No, he, like the man who last week mailed a dozen bombs to high-profile political figures — including George Soros, another favorite target of the antisemitic right — was inflamed by baseless lies that circulate online and in the mouth of the president, in particular the recent hysteria around a group of asylum-seekers travelling to the US. The Trump administration seems to be setting in motion a standoff between the US military and the migrants, and the fear-mongering about the “caravan” of migrants likely preoccupied Bowers as he prepared to commit a massacre against these Jews, in particular, who recognized the responsibility of the oppressed to work in solidarity with one another.

As Alex Kane recently wrote, “most Jews recognize that when minorities are targeted by a white-supremacist friendly administration, it’s not only right to fight back; it’s an imperative because we know Jews will be next.” The response to this shooting must be to double down on that conclusion.

That’s the only hope that can come from this tragedy: the hope for a sharpening of perspective, a recognition that no one can be safe and free if anyone else is not. Jewish people, Muslims, LGBTQ people, women, people of color, the poor, the Left — those who hate us group us all together. And rightfully so. Anyone who defends the vulnerable is a threat to the forces of repression. Our interests are tied up with one another: so long as one group is targeted, the rest of us will suffer, too.

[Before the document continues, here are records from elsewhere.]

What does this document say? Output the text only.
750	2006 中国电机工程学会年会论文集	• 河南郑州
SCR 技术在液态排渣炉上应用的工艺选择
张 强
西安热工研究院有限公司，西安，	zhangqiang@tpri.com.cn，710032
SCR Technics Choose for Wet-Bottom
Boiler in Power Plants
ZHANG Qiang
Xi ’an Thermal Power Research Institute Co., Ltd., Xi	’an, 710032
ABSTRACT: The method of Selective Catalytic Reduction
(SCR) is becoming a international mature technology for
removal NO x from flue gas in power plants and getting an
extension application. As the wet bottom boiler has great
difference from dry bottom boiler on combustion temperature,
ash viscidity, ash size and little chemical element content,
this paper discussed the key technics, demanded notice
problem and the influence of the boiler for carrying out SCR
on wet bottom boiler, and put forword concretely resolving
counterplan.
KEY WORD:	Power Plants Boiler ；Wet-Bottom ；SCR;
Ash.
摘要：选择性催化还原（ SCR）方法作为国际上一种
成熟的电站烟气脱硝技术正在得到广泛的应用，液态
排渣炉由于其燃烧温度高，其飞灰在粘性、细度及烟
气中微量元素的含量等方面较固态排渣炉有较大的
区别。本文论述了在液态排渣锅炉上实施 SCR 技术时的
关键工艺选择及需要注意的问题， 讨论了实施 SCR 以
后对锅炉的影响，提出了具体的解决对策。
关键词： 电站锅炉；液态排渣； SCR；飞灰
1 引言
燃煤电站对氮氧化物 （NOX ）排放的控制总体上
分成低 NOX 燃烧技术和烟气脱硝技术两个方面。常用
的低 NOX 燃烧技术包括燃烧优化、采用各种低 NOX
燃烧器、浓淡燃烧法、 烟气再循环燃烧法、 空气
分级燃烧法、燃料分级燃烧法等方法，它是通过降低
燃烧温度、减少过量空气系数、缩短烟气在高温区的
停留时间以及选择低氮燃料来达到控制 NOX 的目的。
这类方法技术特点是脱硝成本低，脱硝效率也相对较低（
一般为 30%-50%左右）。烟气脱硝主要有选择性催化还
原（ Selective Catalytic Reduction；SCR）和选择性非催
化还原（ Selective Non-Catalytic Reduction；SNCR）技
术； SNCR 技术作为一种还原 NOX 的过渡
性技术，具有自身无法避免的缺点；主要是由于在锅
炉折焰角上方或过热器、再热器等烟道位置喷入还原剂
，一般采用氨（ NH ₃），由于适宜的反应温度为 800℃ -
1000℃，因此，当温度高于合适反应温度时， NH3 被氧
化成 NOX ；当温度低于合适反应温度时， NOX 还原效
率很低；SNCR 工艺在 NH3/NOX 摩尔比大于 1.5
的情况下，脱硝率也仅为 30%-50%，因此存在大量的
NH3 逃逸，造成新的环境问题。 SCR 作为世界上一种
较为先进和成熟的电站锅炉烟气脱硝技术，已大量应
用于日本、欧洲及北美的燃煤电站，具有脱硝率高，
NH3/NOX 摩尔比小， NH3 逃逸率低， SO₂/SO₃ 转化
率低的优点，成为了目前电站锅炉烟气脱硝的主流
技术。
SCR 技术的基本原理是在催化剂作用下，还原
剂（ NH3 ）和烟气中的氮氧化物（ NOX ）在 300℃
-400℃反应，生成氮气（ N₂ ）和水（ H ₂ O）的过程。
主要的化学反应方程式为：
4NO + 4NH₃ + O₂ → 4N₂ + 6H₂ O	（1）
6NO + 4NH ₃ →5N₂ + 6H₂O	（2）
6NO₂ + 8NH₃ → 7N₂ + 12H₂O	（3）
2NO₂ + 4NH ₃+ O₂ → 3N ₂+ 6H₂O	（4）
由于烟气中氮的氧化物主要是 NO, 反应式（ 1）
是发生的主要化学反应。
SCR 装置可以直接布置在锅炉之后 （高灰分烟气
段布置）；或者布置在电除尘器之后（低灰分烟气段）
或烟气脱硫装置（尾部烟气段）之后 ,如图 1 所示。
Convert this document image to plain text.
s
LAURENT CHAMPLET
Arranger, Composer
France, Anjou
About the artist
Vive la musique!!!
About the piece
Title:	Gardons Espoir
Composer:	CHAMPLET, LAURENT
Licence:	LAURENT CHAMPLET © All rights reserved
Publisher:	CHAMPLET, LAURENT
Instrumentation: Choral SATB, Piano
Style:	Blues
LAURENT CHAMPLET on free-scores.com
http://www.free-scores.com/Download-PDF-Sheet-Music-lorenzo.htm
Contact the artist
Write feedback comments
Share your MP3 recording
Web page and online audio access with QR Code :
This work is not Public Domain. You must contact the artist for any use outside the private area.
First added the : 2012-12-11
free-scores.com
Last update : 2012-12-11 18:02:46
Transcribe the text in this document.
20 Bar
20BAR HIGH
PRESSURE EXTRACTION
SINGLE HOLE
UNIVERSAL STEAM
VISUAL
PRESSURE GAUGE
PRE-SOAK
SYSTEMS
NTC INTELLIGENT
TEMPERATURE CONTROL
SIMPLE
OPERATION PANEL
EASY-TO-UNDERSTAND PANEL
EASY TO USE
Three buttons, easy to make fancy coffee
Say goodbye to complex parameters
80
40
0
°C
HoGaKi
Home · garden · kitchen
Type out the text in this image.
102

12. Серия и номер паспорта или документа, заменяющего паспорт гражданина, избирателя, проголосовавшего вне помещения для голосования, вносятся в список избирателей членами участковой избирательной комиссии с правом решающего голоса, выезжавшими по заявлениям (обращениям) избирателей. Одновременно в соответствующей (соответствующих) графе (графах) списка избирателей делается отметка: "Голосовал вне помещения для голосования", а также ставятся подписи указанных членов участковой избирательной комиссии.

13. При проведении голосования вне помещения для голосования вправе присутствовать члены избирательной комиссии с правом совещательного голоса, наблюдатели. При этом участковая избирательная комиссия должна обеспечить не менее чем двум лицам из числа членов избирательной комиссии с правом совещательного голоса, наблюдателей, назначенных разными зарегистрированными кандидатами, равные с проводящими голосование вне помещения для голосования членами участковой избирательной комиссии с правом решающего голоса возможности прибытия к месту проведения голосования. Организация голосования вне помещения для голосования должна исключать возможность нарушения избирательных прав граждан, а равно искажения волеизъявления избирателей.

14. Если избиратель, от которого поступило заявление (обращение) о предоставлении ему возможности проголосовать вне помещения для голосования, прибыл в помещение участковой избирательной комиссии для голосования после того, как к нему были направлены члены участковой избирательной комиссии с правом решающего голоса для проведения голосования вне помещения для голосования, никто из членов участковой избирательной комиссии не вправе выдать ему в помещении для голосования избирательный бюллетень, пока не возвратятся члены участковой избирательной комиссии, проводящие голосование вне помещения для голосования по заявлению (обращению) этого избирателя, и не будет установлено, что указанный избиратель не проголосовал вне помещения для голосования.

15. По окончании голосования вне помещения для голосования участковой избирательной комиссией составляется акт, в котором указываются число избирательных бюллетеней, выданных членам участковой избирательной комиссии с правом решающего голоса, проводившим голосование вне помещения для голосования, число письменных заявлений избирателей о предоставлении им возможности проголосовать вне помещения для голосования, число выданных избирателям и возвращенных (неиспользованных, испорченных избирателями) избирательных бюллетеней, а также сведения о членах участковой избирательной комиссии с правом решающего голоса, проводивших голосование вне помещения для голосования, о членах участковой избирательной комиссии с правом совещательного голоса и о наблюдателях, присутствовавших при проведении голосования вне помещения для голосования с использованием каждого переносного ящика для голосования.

Last week also saw a white man kill two black people in Kentucky, telling a white bystander who tried to intervene that “Whites don’t shoot whites.” He did so only after failing to enter a black church nearby, a reprise of the 2015 murder of nine black people in a Charleston, South Carolina church. The Charleston shooting, in a church as historic in its community as a Squirrel Hill synagogue is for American Jews, should impress upon everyone why Jewish people and African-Americans have a storied history of organizing together, and how pressing it is to rebuild those sometimes-frayed ties.

Those pushing racist policies; those closing, rather than opening, our country’s borders; those rolling back women’s right to reproductive freedom; those defending state-backed Islamophobia; they are our common enemies. No politician would endorse the actions of a Robert Bowers, but they know the impact their words and policies have on those like him who, eventually, will take them seriously and begin killing their neighbors. It’s not a question of “if” anymore — it’s when and where.

Opportunists will now use Pittsburgh’s suffering to push an even more reactionary agenda. Trump, the man behind the startlingly backward idea that more guns at the synagogue could’ve stopped the massacre, is threatening to come to town. So are particularly indefensible representatives of Netanyahu’s Israel, a regime that gladly works with antisemites when it suits their interests.

It would all be more than enough to feel crushed. But Squirrel Hill residents themselves aren’t. It comes as no surprise that many are already articulating a political response, calling for “an end to the scapegoating of immigrants and a reduction of guns” and rejecting Trump’s condolences. The shooter succeeded in killing people, yes, but the community he targeted has refused to become debilitated in their grief. The world beyond Squirrel Hill shouldn’t, either.